I'll address the household model first, because it's the first one to have come into existence. In the household model, every family is a self-sufficient community. The head of the household (originally Adam) provides leadership. He owns all the property, and he assigns duties or offices. I think that we can assume that Adam assigned Cain to the office of farmer so that the world's first household would have a supply of grain. He then assigned Abel to the office of shepherd to provide a supply of milk and wool (no meat until after the Flood). I'm sure that various daughters were assigned to care for the fowl (for eggs) and to process the grain, milk, and wool (to get bread, butter, cheese, and fabric for clothing and shelter). And of course the producers Cain and Abel were responsible for returning to God the firstfruits of their produce. All in all, we can visualize a smooth-running (until the murder of Abel) household that made efficient use of the land into which Adam and Eve were driven from the Garden of Eden.
Households may legitimately expand pretty dramatically beyond this. A household may include servants (who are not family and are therefore paid for their service to the household) and various employees who contribute such products and skills as specialized cooking, metalworking, mechanical arts, printing, and, of course, preaching and teaching. The point is, each household produces everything it needs to exist comfortably. It may import raw materials and products, but these are always extras.

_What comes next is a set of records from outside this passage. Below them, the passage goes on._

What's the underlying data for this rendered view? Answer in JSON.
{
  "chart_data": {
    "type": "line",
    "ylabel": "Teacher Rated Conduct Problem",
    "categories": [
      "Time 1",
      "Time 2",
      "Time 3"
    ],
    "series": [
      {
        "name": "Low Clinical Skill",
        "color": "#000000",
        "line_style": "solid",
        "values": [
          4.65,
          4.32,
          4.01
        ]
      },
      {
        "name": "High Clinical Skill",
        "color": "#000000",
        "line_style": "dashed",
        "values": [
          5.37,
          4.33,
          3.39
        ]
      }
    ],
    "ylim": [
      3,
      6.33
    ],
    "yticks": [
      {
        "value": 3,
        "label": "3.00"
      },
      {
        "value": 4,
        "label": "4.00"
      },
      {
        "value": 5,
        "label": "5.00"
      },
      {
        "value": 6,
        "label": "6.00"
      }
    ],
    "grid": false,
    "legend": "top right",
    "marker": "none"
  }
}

The village is much like the household except that it is de-centralized. Authority lies not with the head of the household but with some form of government (of course fatherhood or patriarchy is itself the first and most basic form of government), whether elected or hereditary or whatever else. A village is made up of households, but each household is not self-sufficient. Instead of the household employing servants or assigning children to perform specialized tasks, each household in the village is itself specialized, most engaged in farming but some dedicated to various trades and arts, including the Preaching Office. These specialized households, when banded together to form a village, become a self-sufficient community. Really, the village is just the household on a larger scale and with fewer bonds of blood-relation. By the way, the household as a component of the village is what Dr. Luther assumes when he says that each Chief Part of the Catechism is presented "as the head of the family should teach it in a simple way to his household."

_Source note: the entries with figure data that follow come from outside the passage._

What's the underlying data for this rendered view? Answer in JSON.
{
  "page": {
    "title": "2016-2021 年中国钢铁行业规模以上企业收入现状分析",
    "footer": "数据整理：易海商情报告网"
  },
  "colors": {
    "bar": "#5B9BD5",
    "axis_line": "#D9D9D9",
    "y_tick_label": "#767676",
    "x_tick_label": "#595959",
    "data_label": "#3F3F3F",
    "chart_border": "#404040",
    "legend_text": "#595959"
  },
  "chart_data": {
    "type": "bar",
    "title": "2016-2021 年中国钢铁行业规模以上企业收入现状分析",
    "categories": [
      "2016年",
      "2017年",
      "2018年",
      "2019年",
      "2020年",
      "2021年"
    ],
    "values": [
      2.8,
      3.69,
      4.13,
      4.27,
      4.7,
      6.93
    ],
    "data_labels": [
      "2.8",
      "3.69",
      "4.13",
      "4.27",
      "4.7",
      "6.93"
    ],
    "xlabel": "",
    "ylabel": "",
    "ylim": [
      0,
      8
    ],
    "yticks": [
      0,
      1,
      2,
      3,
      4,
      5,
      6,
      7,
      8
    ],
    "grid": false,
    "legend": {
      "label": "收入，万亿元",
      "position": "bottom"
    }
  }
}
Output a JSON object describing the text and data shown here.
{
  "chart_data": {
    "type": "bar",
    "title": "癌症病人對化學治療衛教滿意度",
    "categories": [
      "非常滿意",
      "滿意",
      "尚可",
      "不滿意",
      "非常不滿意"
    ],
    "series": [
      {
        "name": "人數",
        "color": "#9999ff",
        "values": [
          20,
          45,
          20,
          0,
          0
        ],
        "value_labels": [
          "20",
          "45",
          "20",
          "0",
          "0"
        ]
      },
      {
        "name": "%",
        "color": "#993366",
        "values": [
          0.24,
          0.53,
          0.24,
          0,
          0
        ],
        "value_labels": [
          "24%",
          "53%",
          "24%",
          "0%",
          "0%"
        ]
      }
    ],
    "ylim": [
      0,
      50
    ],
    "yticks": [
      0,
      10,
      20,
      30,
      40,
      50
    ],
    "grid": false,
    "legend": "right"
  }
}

Why is this important? Other than being simply beautiful and the way in which we were created to live, I consider it an economic necessity. We cannot continue as we've been doing, with every laborer integrated not into a small and self-sufficient community but into a huge and global community--which becomes no community at all. I have an inkling that smaller communities are more efficient than larger ones. Yes, the larger the community, the greater the division of labor. But a small community can react so much more quickly and meaningfully to crises among its members, and the leader of a small community can be more effective and personal in his administration than can the leader of a "community" of millions.
There is vastly more to say about this, and I hope to do so eventually.